There's nothing new about politicians using entertainment outlets to promote their presidential aspirations. In 1960, both John F. Kennedy and Richard Nixon appeared on Jack Parr's Tonight Show. Nixon even played the piano. Yet it was Bill Clinton with his saxophone playing 1992 appearance on the Arsenio Hall Show and his disclosure the same year on MTV that he prefers briefs over boxers, who made entertainment venues the norm for presidential candidates. In 2000, on Oprah, George W. Bush planted a big kiss on the famous host, charming millions of viewers.

Candidates go on these shows to reach audiences who otherwise ignore the campaigns and the news. If as in the case of Bill Clinton or George W. Bush the candidate is also personable and likeable, audiences come way with favorable impressions. In fact, given little or no other competing information about the candidate via news coverage, for these "low information" citizens the personal narratives and likeability quotient displayed on entertainment shows might become the defining criteria in choosing a president.

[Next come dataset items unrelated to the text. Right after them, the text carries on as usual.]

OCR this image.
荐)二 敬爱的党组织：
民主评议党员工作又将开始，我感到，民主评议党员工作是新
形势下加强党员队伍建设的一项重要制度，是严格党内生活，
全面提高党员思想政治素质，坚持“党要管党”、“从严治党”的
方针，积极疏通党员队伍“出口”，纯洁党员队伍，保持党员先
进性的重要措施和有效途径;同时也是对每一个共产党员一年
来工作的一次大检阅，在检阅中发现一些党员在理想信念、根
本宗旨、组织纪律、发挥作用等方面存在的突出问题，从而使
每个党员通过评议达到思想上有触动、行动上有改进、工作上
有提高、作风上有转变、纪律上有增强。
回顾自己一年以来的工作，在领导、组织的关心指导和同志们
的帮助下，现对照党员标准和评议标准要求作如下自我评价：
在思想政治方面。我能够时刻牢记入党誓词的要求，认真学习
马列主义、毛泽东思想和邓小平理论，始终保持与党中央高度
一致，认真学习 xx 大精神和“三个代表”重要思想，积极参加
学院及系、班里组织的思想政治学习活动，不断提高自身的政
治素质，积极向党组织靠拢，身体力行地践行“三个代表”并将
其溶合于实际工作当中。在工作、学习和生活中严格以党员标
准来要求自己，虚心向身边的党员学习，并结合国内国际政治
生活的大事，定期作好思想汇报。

As Bush's campaign team figured out in 2004, W. was the type of guy who most people would prefer to have a beer with, while Kerry....well John was very easy to paint as "not one of us." In fact, Kerry was "too French, and too elitist."

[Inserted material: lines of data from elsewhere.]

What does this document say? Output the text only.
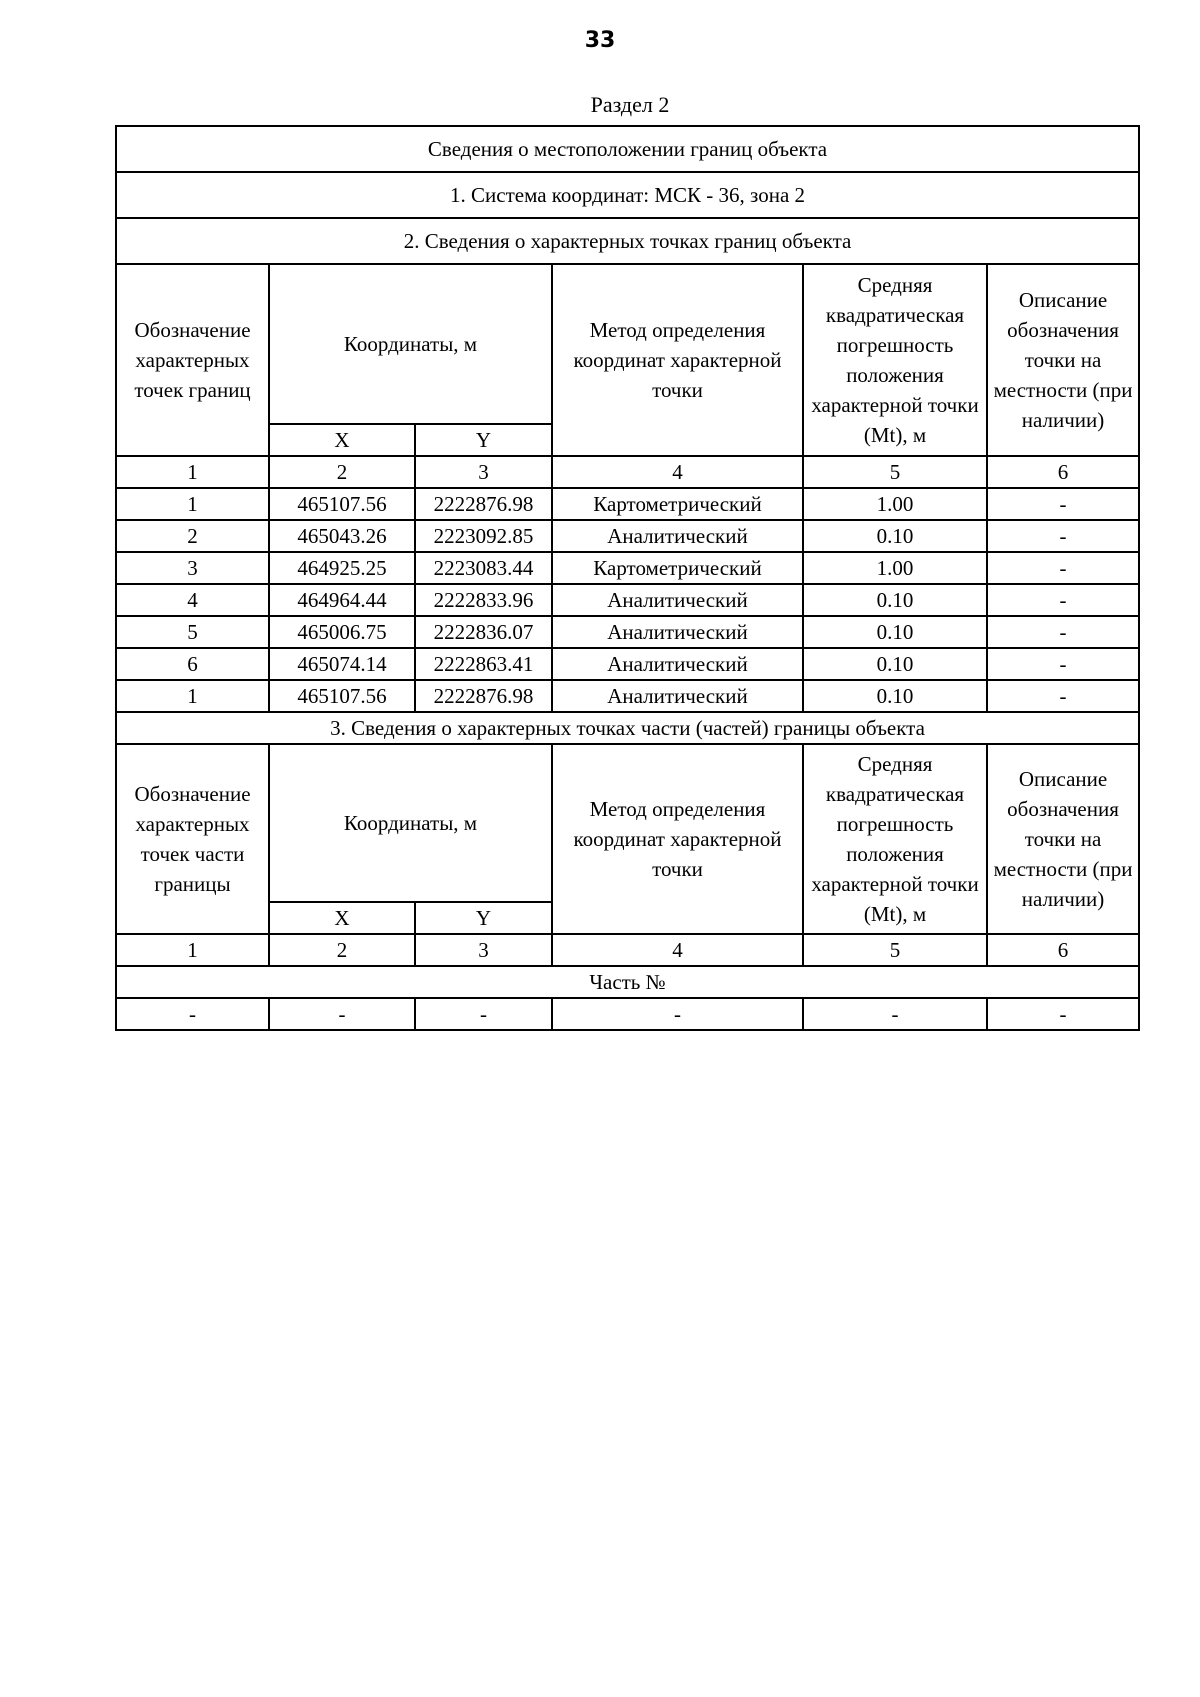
33
Раздел 2
Сведения о местоположении границ объекта					
1. Система координат: МСК - 36, зона 2					
2. Сведения о характерных точках границ объекта					
Обозначение характерных точек границ	Координаты, м		Метод определения координат характерной точки	Средняя квадратическая погрешность положения характерной точки (Mt), м	Описание обозначения точки на местности (при наличии)
	X	Y			
1	2	3	4	5	6
1	465107.56	2222876.98	Картометрический	1.00	-
2	465043.26	2223092.85	Аналитический	0.10	-
3	464925.25	2223083.44	Картометрический	1.00	-
4	464964.44	2222833.96	Аналитический	0.10	-
5	465006.75	2222836.07	Аналитический	0.10	-
6	465074.14	2222863.41	Аналитический	0.10	-
1	465107.56	2222876.98	Аналитический	0.10	-
3. Сведения о характерных точках части (частей) границы объекта					
Обозначение характерных точек части границы	Координаты, м		Метод определения координат характерной точки	Средняя квадратическая погрешность положения характерной точки (Mt), м	Описание обозначения точки на местности (при наличии)
	X	Y			
1	2	3	4	5	6
Часть №					
-	-	-	-	-	-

And now Barak Obama is trying to trade on his likeability factor in entertainment appearances. This week he introduced the Chicago v. /St. Louis Monday Night Football game on ESPN, using a clever twist on a faux (for now at least) announcement that he is running for president.

The gimick appears to have paid dividends as a clip of his announcement is one of the top five most viewed videos on YouTube, with the appearance creating buzz across the blogosphere. It's another sign that an Obama candidacy would be a formidable one. Ask yourself, who would you rather have a beer with... Obama or Hillary?